The distinctive ‘ChavezPro’ font was launched by a group of young “anti-imperialists” to coincide with nationwide commemorations of the 60th anniversary of his birth.
Chavez’s bold scrawl became famous to Venezuelans as he used to spend hours on national TV writing and drawing on boards and papers to explain policies, develop ideas and sign deals.
His signature, in red for socialist, adorns T-shirts, baseball caps and the walls of buildings around the nation.
The new font can be downloaded for free from the “Creative Trench” group’s web site (www.trincheracreativa.com).
They used letters written by Chavez while he was in jail for a failed 1992 coup attempt to digitalize his handwriting.
“The best present!” enthused one ‘Chavista’ via Twitter. “The typography of the giant!”
Government opponents roll their eyes at the deification of Chavez, and his ubiquitous presence in public life. They see it as a cover for the failings of his successor Nicolas Maduro who was elected after Chavez died of cancer last year.
Images of Chavez’s eyes, face and clenched fist are stenciled and reproduced all over Venezuela. Recordings of his voice also thunder out at government rallies, singing the national anthem or exhorting the people: “You are all Chavez!”

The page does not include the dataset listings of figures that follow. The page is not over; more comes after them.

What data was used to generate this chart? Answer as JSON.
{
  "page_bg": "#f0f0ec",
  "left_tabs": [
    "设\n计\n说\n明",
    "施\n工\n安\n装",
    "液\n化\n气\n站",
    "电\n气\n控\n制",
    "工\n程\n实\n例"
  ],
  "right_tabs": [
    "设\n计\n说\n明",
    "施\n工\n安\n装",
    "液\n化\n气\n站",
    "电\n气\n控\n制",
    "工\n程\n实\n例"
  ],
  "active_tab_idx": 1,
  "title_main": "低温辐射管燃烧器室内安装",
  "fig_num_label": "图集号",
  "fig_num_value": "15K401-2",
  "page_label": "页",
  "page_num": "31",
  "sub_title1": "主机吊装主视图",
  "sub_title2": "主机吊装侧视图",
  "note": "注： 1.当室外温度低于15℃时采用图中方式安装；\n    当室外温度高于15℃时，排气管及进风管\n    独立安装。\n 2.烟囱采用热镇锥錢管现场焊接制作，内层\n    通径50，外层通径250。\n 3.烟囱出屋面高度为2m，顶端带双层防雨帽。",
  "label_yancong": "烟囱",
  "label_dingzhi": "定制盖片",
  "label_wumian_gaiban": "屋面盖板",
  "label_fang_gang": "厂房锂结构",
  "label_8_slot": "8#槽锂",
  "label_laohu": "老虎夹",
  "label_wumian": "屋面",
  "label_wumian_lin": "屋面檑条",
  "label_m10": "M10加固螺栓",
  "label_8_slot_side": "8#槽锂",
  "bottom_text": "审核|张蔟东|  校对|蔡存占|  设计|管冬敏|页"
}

Fireworks at midnight marked the beginning of Monday’s commemorations being led by Maduro with some foreign leaders in tow prior to a summit of South American bloc Mercosur.
Later, Maduro led a ceremony at Chavez’s rural hometown of Sabaneta in the Venezuelan “llanos” or plains where he was born.
Maduro, who was widely mocked by foes last year for claiming to have seen Chavez’s spirit in a bird, said he had received another apparition on Monday.
“A little bird approached me again,” he told relatives of Chavez and officials at the event, imitating a bird whistle. “The little bird said ‘El Comandante’ was happy, full of the love and loyalty of his people. He must be proud, happy.”
Maduro and others sang happy birthday to the deceased Chavez around a large cake. Some supporters wiped away tears.
At the weekend, Venezuela’s ruling Socialist Party held a first congress without Chavez, naming him their “eternal leader” while also voting Maduro as new party president.